Ia menghela napas berat. Perlahan, ingatan asing kembali menyerbu kepalanya seperti arus deras. Kali ini lebih jelas, lebih runtut.

Nama tubuh ini sama: Zhao Liyun. Bedanya, ia hanyalah sepupu miskin dari Lin Xiaomei, tokoh utama dalam novel.

Ingatan tubuh asli berputar:

Ibunya meninggal saat ia muda karena sakit.

Ayahnya menikah lagi, tapi kemudian juga meninggal, meninggalkan Liyun kecil di bawah asuhan ibu tiri.

Ibu tiri itu, Madam Zhao, tak pernah menyayanginya. Jatah makannya selalu diambil, tenaganya diperas untuk pekerjaan kasar.

Ia sering dibandingkan dengan Lin Xiaomei, sepupunya yang cantik, lembut, rajin, dan disukai semua orang.

Setiap kenangan menorehkan perih di dada. Bahkan meski ia bukan Zhao Liyun asli, emosi tubuh ini menular. Rasanya pahit sekali diingat.

Lalu datang satu potongan memori yang membuat tubuhnya membeku.

Musim dingin. Sungai membeku. Kecelakaan saat kerja bakti… tubuh terjatuh… rasa dingin menusuk sampai tak bisa bernapas…

Liyun menutup mulutnya, tubuhnya bergetar. Itu adalah ingatan terakhir dari Zhao Liyun versi asli—kematian tragis yang bahkan tak layak disebutkan panjang-panjang dalam novel.

Jadi benar… kalau aku mengikuti naskah, aku akan mati sebentar lagi.

Tangannya mengepal kuat. Ia menatap wajahnya sendiri di cermin retak, kali ini bukan dengan rasa takut, melainkan tekad.

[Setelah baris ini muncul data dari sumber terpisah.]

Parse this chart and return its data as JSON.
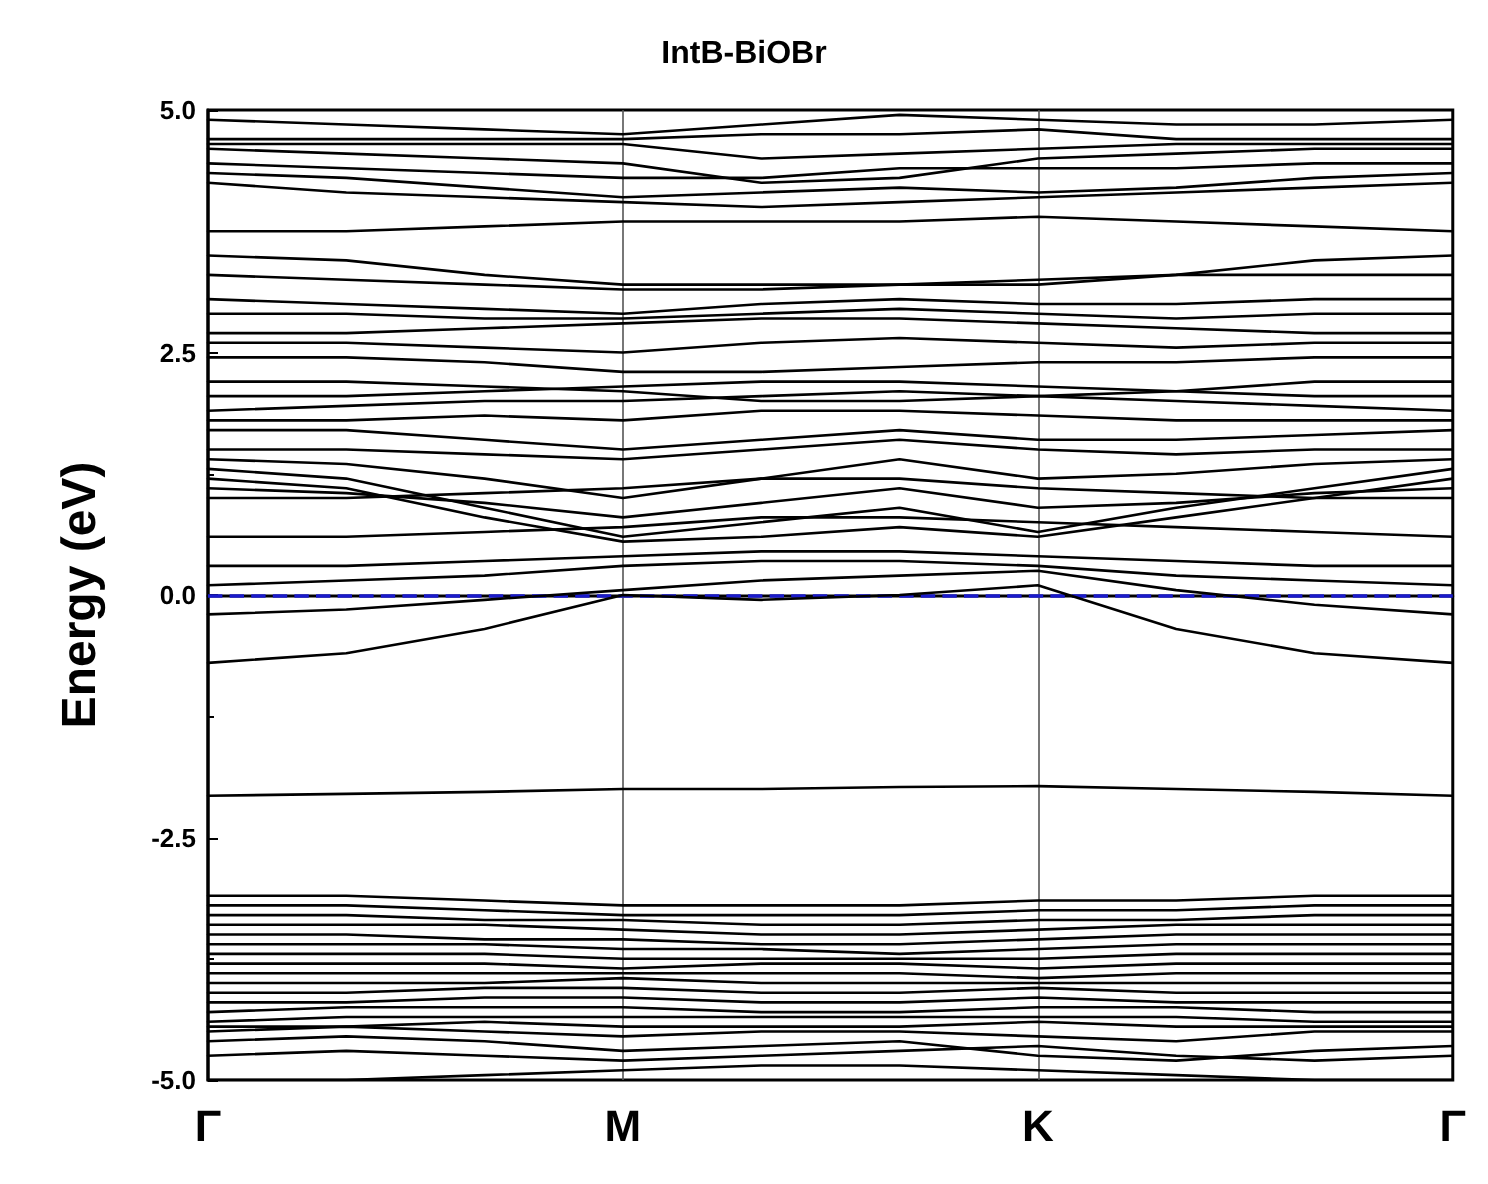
{
  "chart_data": {
    "type": "line",
    "title": "IntB-BiOBr",
    "ylabel": "Energy (eV)",
    "categories": [
      "Γ",
      null,
      null,
      "M",
      null,
      null,
      "K",
      null,
      null,
      "Γ"
    ],
    "ylim": [
      -5,
      5
    ],
    "yticks": [
      {
        "value": -5,
        "label": "-5.0"
      },
      {
        "value": -2.5,
        "label": "-2.5"
      },
      {
        "value": 0,
        "label": "0.0"
      },
      {
        "value": 2.5,
        "label": "2.5"
      },
      {
        "value": 5,
        "label": "5.0"
      }
    ],
    "grid": false,
    "marker": "none",
    "line_style": "solid",
    "ref_lines": [
      {
        "axis": "x",
        "value": "M",
        "color": "#555555",
        "line_style": "solid"
      },
      {
        "axis": "x",
        "value": "K",
        "color": "#555555",
        "line_style": "solid"
      },
      {
        "axis": "y",
        "value": 0,
        "color": "#1a1acc",
        "line_style": "dashed"
      }
    ],
    "series": [
      {
        "color": "#000000",
        "values": [
          -0.7,
          -0.6,
          -0.35,
          0.0,
          -0.05,
          0.0,
          0.1,
          -0.35,
          -0.6,
          -0.7
        ]
      },
      {
        "color": "#000000",
        "values": [
          -0.2,
          -0.15,
          -0.05,
          0.05,
          0.15,
          0.2,
          0.25,
          0.05,
          -0.1,
          -0.2
        ]
      },
      {
        "color": "#000000",
        "values": [
          0.1,
          0.15,
          0.2,
          0.3,
          0.35,
          0.35,
          0.3,
          0.2,
          0.15,
          0.1
        ]
      },
      {
        "color": "#000000",
        "values": [
          0.3,
          0.3,
          0.35,
          0.4,
          0.45,
          0.45,
          0.4,
          0.35,
          0.3,
          0.3
        ]
      },
      {
        "color": "#000000",
        "values": [
          0.6,
          0.6,
          0.65,
          0.7,
          0.8,
          0.8,
          0.75,
          0.7,
          0.65,
          0.6
        ]
      },
      {
        "color": "#000000",
        "values": [
          1.2,
          1.1,
          0.8,
          0.55,
          0.6,
          0.7,
          0.6,
          0.8,
          1.0,
          1.2
        ]
      },
      {
        "color": "#000000",
        "values": [
          1.3,
          1.2,
          0.9,
          0.6,
          0.75,
          0.9,
          0.65,
          0.9,
          1.1,
          1.3
        ]
      },
      {
        "color": "#000000",
        "values": [
          1.0,
          1.0,
          1.05,
          1.1,
          1.2,
          1.2,
          1.1,
          1.05,
          1.0,
          1.0
        ]
      },
      {
        "color": "#000000",
        "values": [
          1.1,
          1.05,
          0.95,
          0.8,
          0.95,
          1.1,
          0.9,
          0.95,
          1.05,
          1.1
        ]
      },
      {
        "color": "#000000",
        "values": [
          1.4,
          1.35,
          1.2,
          1.0,
          1.2,
          1.4,
          1.2,
          1.25,
          1.35,
          1.4
        ]
      },
      {
        "color": "#000000",
        "values": [
          1.5,
          1.5,
          1.45,
          1.4,
          1.5,
          1.6,
          1.5,
          1.45,
          1.5,
          1.5
        ]
      },
      {
        "color": "#000000",
        "values": [
          1.7,
          1.7,
          1.6,
          1.5,
          1.6,
          1.7,
          1.6,
          1.6,
          1.65,
          1.7
        ]
      },
      {
        "color": "#000000",
        "values": [
          1.8,
          1.8,
          1.85,
          1.8,
          1.9,
          1.9,
          1.85,
          1.8,
          1.8,
          1.8
        ]
      },
      {
        "color": "#000000",
        "values": [
          1.9,
          1.95,
          2.0,
          2.0,
          2.05,
          2.1,
          2.05,
          2.0,
          1.95,
          1.9
        ]
      },
      {
        "color": "#000000",
        "values": [
          2.05,
          2.05,
          2.1,
          2.15,
          2.2,
          2.2,
          2.15,
          2.1,
          2.05,
          2.05
        ]
      },
      {
        "color": "#000000",
        "values": [
          2.2,
          2.2,
          2.15,
          2.1,
          2.0,
          2.0,
          2.05,
          2.1,
          2.2,
          2.2
        ]
      },
      {
        "color": "#000000",
        "values": [
          2.45,
          2.45,
          2.4,
          2.3,
          2.3,
          2.35,
          2.4,
          2.4,
          2.45,
          2.45
        ]
      },
      {
        "color": "#000000",
        "values": [
          2.6,
          2.6,
          2.55,
          2.5,
          2.6,
          2.65,
          2.6,
          2.55,
          2.6,
          2.6
        ]
      },
      {
        "color": "#000000",
        "values": [
          2.7,
          2.7,
          2.75,
          2.8,
          2.85,
          2.85,
          2.8,
          2.75,
          2.7,
          2.7
        ]
      },
      {
        "color": "#000000",
        "values": [
          2.9,
          2.9,
          2.85,
          2.85,
          2.9,
          2.95,
          2.9,
          2.85,
          2.9,
          2.9
        ]
      },
      {
        "color": "#000000",
        "values": [
          3.05,
          3.0,
          2.95,
          2.9,
          3.0,
          3.05,
          3.0,
          3.0,
          3.05,
          3.05
        ]
      },
      {
        "color": "#000000",
        "values": [
          3.3,
          3.25,
          3.2,
          3.15,
          3.15,
          3.2,
          3.25,
          3.3,
          3.3,
          3.3
        ]
      },
      {
        "color": "#000000",
        "values": [
          3.5,
          3.45,
          3.3,
          3.2,
          3.2,
          3.2,
          3.2,
          3.3,
          3.45,
          3.5
        ]
      },
      {
        "color": "#000000",
        "values": [
          3.75,
          3.75,
          3.8,
          3.85,
          3.85,
          3.85,
          3.9,
          3.85,
          3.8,
          3.75
        ]
      },
      {
        "color": "#000000",
        "values": [
          4.25,
          4.15,
          4.1,
          4.05,
          4.0,
          4.05,
          4.1,
          4.15,
          4.2,
          4.25
        ]
      },
      {
        "color": "#000000",
        "values": [
          4.35,
          4.3,
          4.2,
          4.1,
          4.15,
          4.2,
          4.15,
          4.2,
          4.3,
          4.35
        ]
      },
      {
        "color": "#000000",
        "values": [
          4.45,
          4.4,
          4.35,
          4.3,
          4.3,
          4.4,
          4.4,
          4.4,
          4.45,
          4.45
        ]
      },
      {
        "color": "#000000",
        "values": [
          4.6,
          4.55,
          4.5,
          4.45,
          4.25,
          4.3,
          4.5,
          4.55,
          4.6,
          4.6
        ]
      },
      {
        "color": "#000000",
        "values": [
          4.65,
          4.65,
          4.65,
          4.65,
          4.5,
          4.55,
          4.6,
          4.65,
          4.65,
          4.65
        ]
      },
      {
        "color": "#000000",
        "values": [
          4.7,
          4.7,
          4.7,
          4.7,
          4.75,
          4.75,
          4.8,
          4.7,
          4.7,
          4.7
        ]
      },
      {
        "color": "#000000",
        "values": [
          4.9,
          4.85,
          4.8,
          4.75,
          4.85,
          4.95,
          4.9,
          4.85,
          4.85,
          4.9
        ]
      },
      {
        "color": "#000000",
        "values": [
          -2.07,
          -2.05,
          -2.03,
          -2.0,
          -2.0,
          -1.98,
          -1.97,
          -2.0,
          -2.03,
          -2.07
        ]
      },
      {
        "color": "#000000",
        "values": [
          -3.1,
          -3.1,
          -3.15,
          -3.2,
          -3.2,
          -3.2,
          -3.15,
          -3.15,
          -3.1,
          -3.1
        ]
      },
      {
        "color": "#000000",
        "values": [
          -3.2,
          -3.2,
          -3.25,
          -3.3,
          -3.3,
          -3.3,
          -3.25,
          -3.25,
          -3.2,
          -3.2
        ]
      },
      {
        "color": "#000000",
        "values": [
          -3.3,
          -3.3,
          -3.35,
          -3.35,
          -3.4,
          -3.4,
          -3.35,
          -3.35,
          -3.3,
          -3.3
        ]
      },
      {
        "color": "#000000",
        "values": [
          -3.4,
          -3.4,
          -3.4,
          -3.45,
          -3.5,
          -3.5,
          -3.45,
          -3.4,
          -3.4,
          -3.4
        ]
      },
      {
        "color": "#000000",
        "values": [
          -3.5,
          -3.5,
          -3.55,
          -3.55,
          -3.6,
          -3.6,
          -3.55,
          -3.5,
          -3.5,
          -3.5
        ]
      },
      {
        "color": "#000000",
        "values": [
          -3.6,
          -3.6,
          -3.6,
          -3.65,
          -3.65,
          -3.7,
          -3.65,
          -3.6,
          -3.6,
          -3.6
        ]
      },
      {
        "color": "#000000",
        "values": [
          -3.7,
          -3.7,
          -3.7,
          -3.75,
          -3.75,
          -3.75,
          -3.75,
          -3.7,
          -3.7,
          -3.7
        ]
      },
      {
        "color": "#000000",
        "values": [
          -3.8,
          -3.8,
          -3.8,
          -3.85,
          -3.8,
          -3.8,
          -3.85,
          -3.8,
          -3.8,
          -3.8
        ]
      },
      {
        "color": "#000000",
        "values": [
          -3.9,
          -3.9,
          -3.9,
          -3.9,
          -3.9,
          -3.9,
          -3.95,
          -3.9,
          -3.9,
          -3.9
        ]
      },
      {
        "color": "#000000",
        "values": [
          -4.0,
          -4.0,
          -4.0,
          -3.95,
          -4.0,
          -4.0,
          -4.0,
          -4.0,
          -4.0,
          -4.0
        ]
      },
      {
        "color": "#000000",
        "values": [
          -4.1,
          -4.1,
          -4.05,
          -4.05,
          -4.1,
          -4.1,
          -4.05,
          -4.1,
          -4.1,
          -4.1
        ]
      },
      {
        "color": "#000000",
        "values": [
          -4.2,
          -4.2,
          -4.15,
          -4.15,
          -4.2,
          -4.2,
          -4.15,
          -4.2,
          -4.2,
          -4.2
        ]
      },
      {
        "color": "#000000",
        "values": [
          -4.3,
          -4.25,
          -4.25,
          -4.25,
          -4.3,
          -4.3,
          -4.25,
          -4.25,
          -4.3,
          -4.3
        ]
      },
      {
        "color": "#000000",
        "values": [
          -4.4,
          -4.35,
          -4.35,
          -4.35,
          -4.35,
          -4.35,
          -4.35,
          -4.35,
          -4.4,
          -4.4
        ]
      },
      {
        "color": "#000000",
        "values": [
          -4.45,
          -4.45,
          -4.4,
          -4.45,
          -4.45,
          -4.45,
          -4.4,
          -4.45,
          -4.45,
          -4.45
        ]
      },
      {
        "color": "#000000",
        "values": [
          -4.5,
          -4.45,
          -4.5,
          -4.55,
          -4.5,
          -4.5,
          -4.55,
          -4.6,
          -4.5,
          -4.5
        ]
      },
      {
        "color": "#000000",
        "values": [
          -4.6,
          -4.55,
          -4.6,
          -4.7,
          -4.65,
          -4.6,
          -4.75,
          -4.8,
          -4.7,
          -4.65
        ]
      },
      {
        "color": "#000000",
        "values": [
          -4.75,
          -4.7,
          -4.75,
          -4.8,
          -4.75,
          -4.7,
          -4.65,
          -4.75,
          -4.8,
          -4.75
        ]
      },
      {
        "color": "#000000",
        "values": [
          -5.0,
          -5.0,
          -4.95,
          -4.9,
          -4.85,
          -4.85,
          -4.9,
          -4.95,
          -5.0,
          -5.0
        ]
      }
    ]
  }
}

“Tidak. Aku tidak akan mati hanya karena penulis menuliskan begitu. Aku yang sekarang bukan lagi Zhao Liyun dalam novel tapi Zhao Liyun dari masa depan..”

Suara keras di luar pintu tiba-tiba memotong pikirannya.

“Zhao Liyun! Cepat keluar! Dasar pemalas, sudah terang begini masih tidur?!”

Itu suara Madam Zhao—ibu tiri tubuh ini. Telinga Liyun langsung panas. Ia merasakan sakit hati tubuh asli setiap kali dipanggil dengan nada merendahkan.

“Sebentar lagi keluar!” jawabnya cepat.

Ia buru-buru merapikan pakaian lusuh yang menempel. Kain katun pudar dengan tambalan di sana-sini. Sepatu kainnya bolong di ujung, dingin menusuk dari celah itu.

Saat keluar dari kamar sempit, udara pagi langsung menyerbu wajah. Rumah bata merah reyot itu tampak lebih jelas. Dapur kecil dengan tungku kayu, beberapa panci hitam legam menggantung. Aroma bubur jagung tipis tercium samar.

Di meja kayu, Madam Zhao duduk dengan wajah masam. Tubuhnya gempal, rambut disanggul asal-asalan. Begitu melihat Liyun, ia langsung mendengus.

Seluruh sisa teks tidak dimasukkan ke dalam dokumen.